Much more than a 'mums group', Villagehood Australia is a real village of peer and professional support for mothers and children
Villagehood Australia is a registered charity dedicated to empowering the community to help support the health & wellbeing of mothers, who are 95% of the time, the primary carers of children in the early years.
Over the past three years, we have built a strong support network that assists mothers to beat loneliness and isolation and build their capacity to better cope with the everyday challenges and invisible struggles of motherhood.
As a peer support organisation, we offer a safe place for mothers to come to and an alternative way to support their mental health. To participate women do not need of a doctor referral, there is no wait time and there is no stigma attached (women trust us because we get it and we don’t judge).
More specifically we offer a combination of programs that help improve the wellbeing of mothers and positively influence the children’s development. Our evidence-based programs combine peer support and a group activity (moving, singing, creating, learning) to enable community connection, growth and alleviate the stigma around mental health to seek help early. The research shows that these programs can positively impact the health & wellbeing of mothers and children.
The Birth of Villagehood Australia
Villagehood Australia was created in March 2020, based on our Founder's own lived experience and in response of the Maternal Mental Health Gap in Australia.
Following postnatal depression and a massive breakdown, our founder, Dinah Thomasset, had a breakthrough and discovered her purpose in life. When both her children were very little, she decided to create a village for mothers where they could find everything on her wish list, and more.
She wanted experienced mothers who could offer support and guidance to new mothers, experts who could help them learn how to 'mummy' with more confidence, and friends who could simply hold their babies so they could take a moment to breathe.
She wanted to create a space where mothers could connect with their babies on a deeper level and truly enjoy those early stages, while also meeting likeminded mothers and doing something fun with them beyond talking about baby stuff. And above all, she wanted mothers to feel seen and heard as both women and mothers.
By embracing her passion and establishing this village, Dinah has transformed not only the lives of many mothers but also her own.
But she knew that to really make a lasting impact, she would have to break the silence and stigma around maternal mental health.

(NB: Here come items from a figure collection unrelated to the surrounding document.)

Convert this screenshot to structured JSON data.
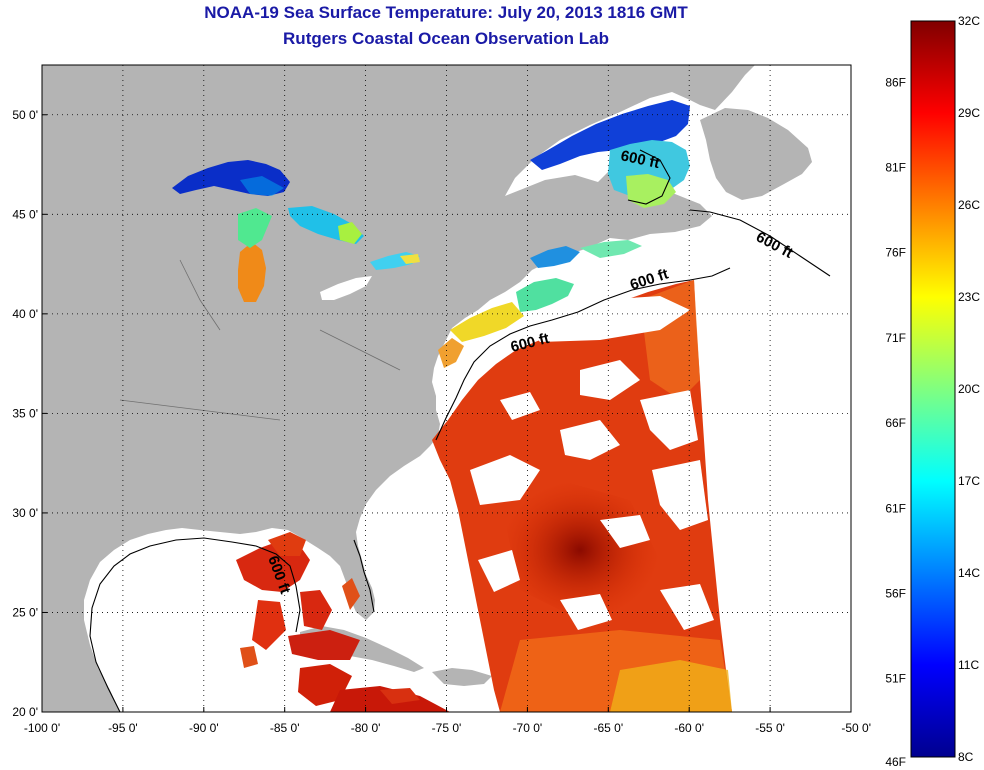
{
  "title": {
    "line1": "NOAA-19 Sea Surface Temperature:  July 20, 2013 1816 GMT",
    "line2": "Rutgers Coastal Ocean Observation Lab"
  },
  "map": {
    "lon_range": [
      -100,
      -50
    ],
    "lat_range": [
      20,
      52.5
    ],
    "x_ticks": [
      {
        "lon": -100,
        "label": "-100 0'"
      },
      {
        "lon": -95,
        "label": "-95 0'"
      },
      {
        "lon": -90,
        "label": "-90 0'"
      },
      {
        "lon": -85,
        "label": "-85 0'"
      },
      {
        "lon": -80,
        "label": "-80 0'"
      },
      {
        "lon": -75,
        "label": "-75 0'"
      },
      {
        "lon": -70,
        "label": "-70 0'"
      },
      {
        "lon": -65,
        "label": "-65 0'"
      },
      {
        "lon": -60,
        "label": "-60 0'"
      },
      {
        "lon": -55,
        "label": "-55 0'"
      },
      {
        "lon": -50,
        "label": "-50 0'"
      }
    ],
    "y_ticks": [
      {
        "lat": 20,
        "label": "20 0'"
      },
      {
        "lat": 25,
        "label": "25 0'"
      },
      {
        "lat": 30,
        "label": "30 0'"
      },
      {
        "lat": 35,
        "label": "35 0'"
      },
      {
        "lat": 40,
        "label": "40 0'"
      },
      {
        "lat": 45,
        "label": "45 0'"
      },
      {
        "lat": 50,
        "label": "50 0'"
      }
    ],
    "grid": "dotted",
    "land_color": "#b4b4b4",
    "contour_label": "600 ft"
  },
  "colorbar": {
    "range_c": [
      8,
      32
    ],
    "celsius_labels": [
      "32C",
      "29C",
      "26C",
      "23C",
      "20C",
      "17C",
      "14C",
      "11C",
      "8C"
    ],
    "fahrenheit_labels": [
      "86F",
      "81F",
      "76F",
      "71F",
      "66F",
      "61F",
      "56F",
      "51F",
      "46F"
    ],
    "colormap": "jet"
  }
}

Since the launch of Villagehood Australia, Dinah has dedicated herself to raising awareness and empowering the community to do more. Every day, Dinah tirelessly advocates and spreads the word, proving that when you pursue your purpose, you can make a difference in the world, one mother at a time.
Our Board of Directors and Advisers
Villagehood Australia is privileged to have a team of highly experienced and accomplished professionals from various industries who provide invaluable guidance and insights to help us achieve our goals.
Breaking the Silence
Despite increasing recognition of the importance of addressing maternal mental health disorders, many pregnant and postpartum women do not receive the care they need, falling between the gap of maternity and mental health services.
Of approximately 300,000 women giving birth every year in Australia, 60,000 (1 in 5) will experience postnatal depression within the first two years after birth. This number is likely to increase when other maternal mental disorders are included.
Postnatal depression does not discriminate based on socioeconomic or cultural background however some mothers are denied immediate and free professional support due to long waitlist.
Suicide is now a leading cause of maternal death in Australia and suicide attempts during and after pregnancy have tripled in the past decade.
Maternal mental health disorders not only harm the health of pregnant and postpartum women but can affect the physical and mental development of the babies.